Не землетрясенье, не лавина.
И сразу же после этого, опасаясь, что недостаточно хорошо объяснила все в стихах, она возвращается к перу и бумаге и пишет – на этот раз в прозе – размышления, названные ею «Смерть». Здесь она сравнивает кончину великого австрийского поэта с другими, внешне – незаметными, но, вполне возможно, столь же значимыми: учительницы Ариадны и неизвестного русского ребенка. В этом траурном триптихе она пытается отрицать важность телесного существования, потому что ушедший продолжает царить в мыслях тех, которые знали и любили его.

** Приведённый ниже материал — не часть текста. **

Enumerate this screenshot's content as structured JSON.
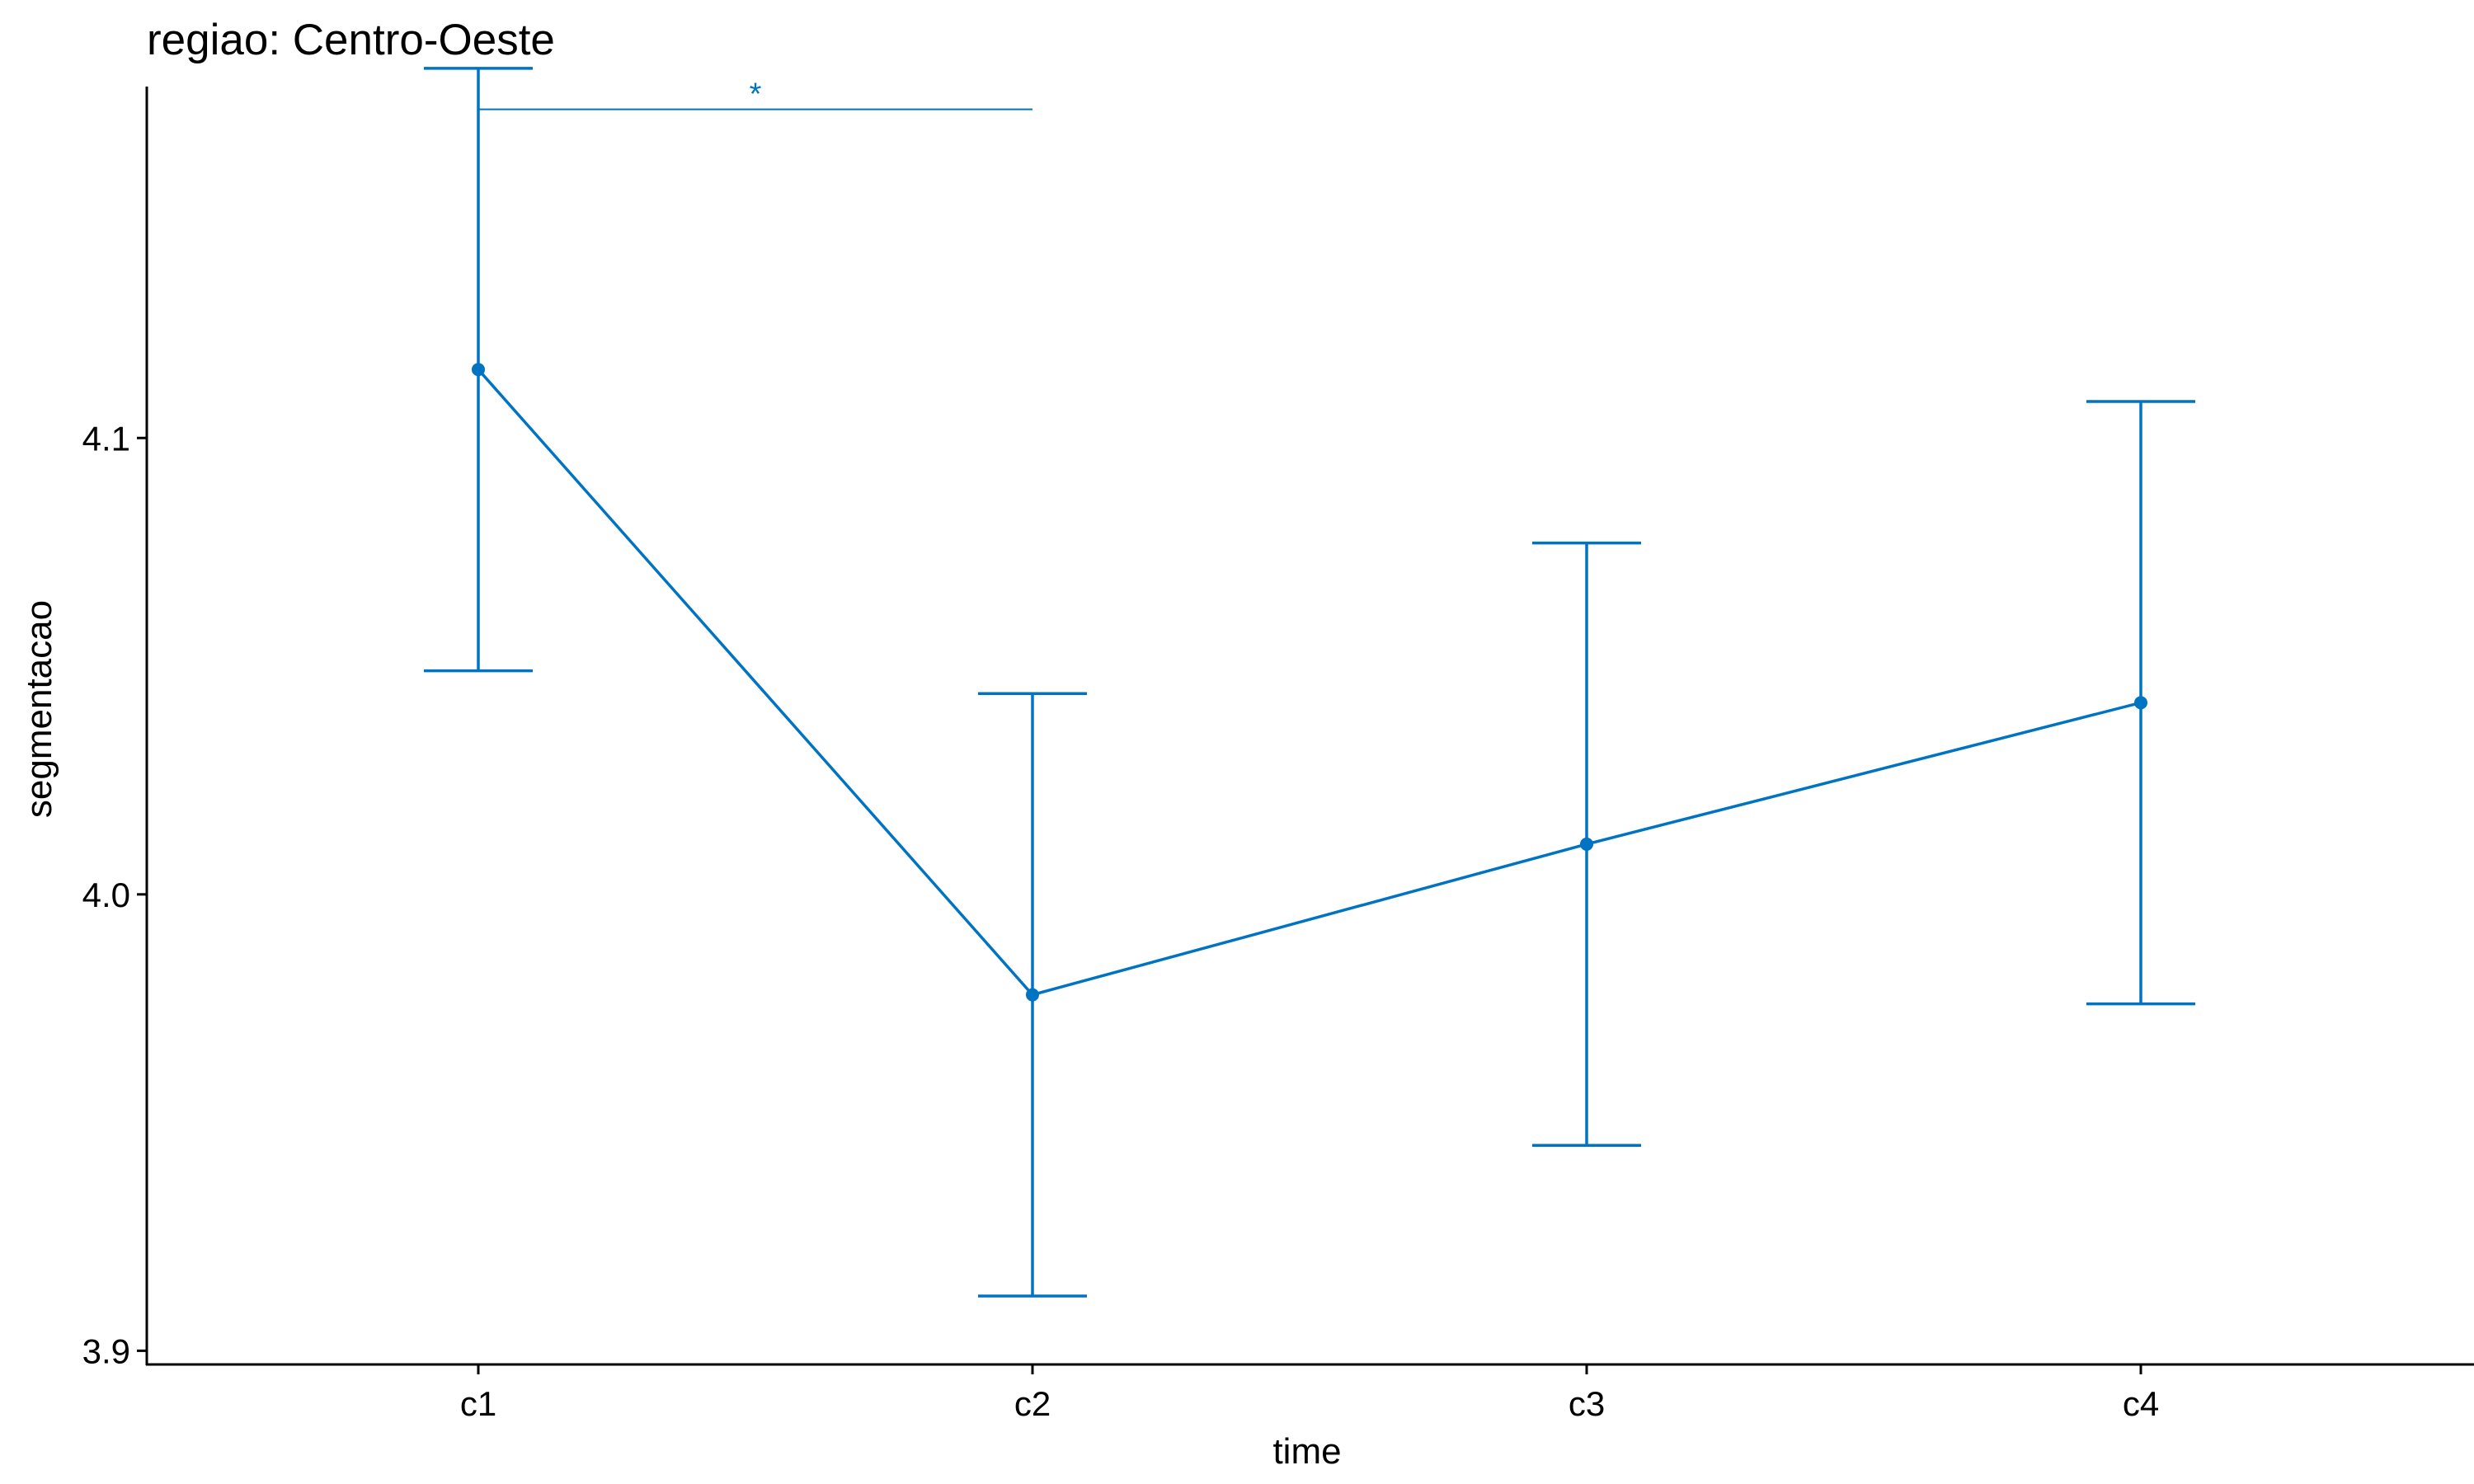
{
  "chart_data": {
    "type": "line",
    "title": "regiao: Centro-Oeste",
    "xlabel": "time",
    "ylabel": "segmentacao",
    "categories": [
      "c1",
      "c2",
      "c3",
      "c4"
    ],
    "ylim": [
      3.897,
      4.177
    ],
    "yticks": [
      3.9,
      4.0,
      4.1
    ],
    "ytick_labels": [
      "3.9",
      "4.0",
      "4.1"
    ],
    "grid": false,
    "legend": "none",
    "series": [
      {
        "values": [
          4.115,
          3.978,
          4.011,
          4.042
        ],
        "error_low": [
          4.049,
          3.912,
          3.945,
          3.976
        ],
        "error_high": [
          4.181,
          4.044,
          4.077,
          4.108
        ],
        "color": "#0073C2"
      }
    ],
    "annotations": [
      {
        "from": "c1",
        "to": "c2",
        "y": 4.172,
        "label": "*"
      }
    ]
  }
}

Может быть, никогда еще эта верующая, но почти не причастная к церковной жизни женщина так не доказывала, насколько присущ ей мистицизм, как в этом анализе взаимоотношений между бытием и небытием. Это ощущение нелепости и позора смерти она уже пыталась высказать словами после кончины, за несколько лет до этого, поэта Александра Блока. И сегодня она возвращается к теме с новой силой в послании к легкой тени Рильке:
«Вот и все, Райнер. Что же о твоей смерти?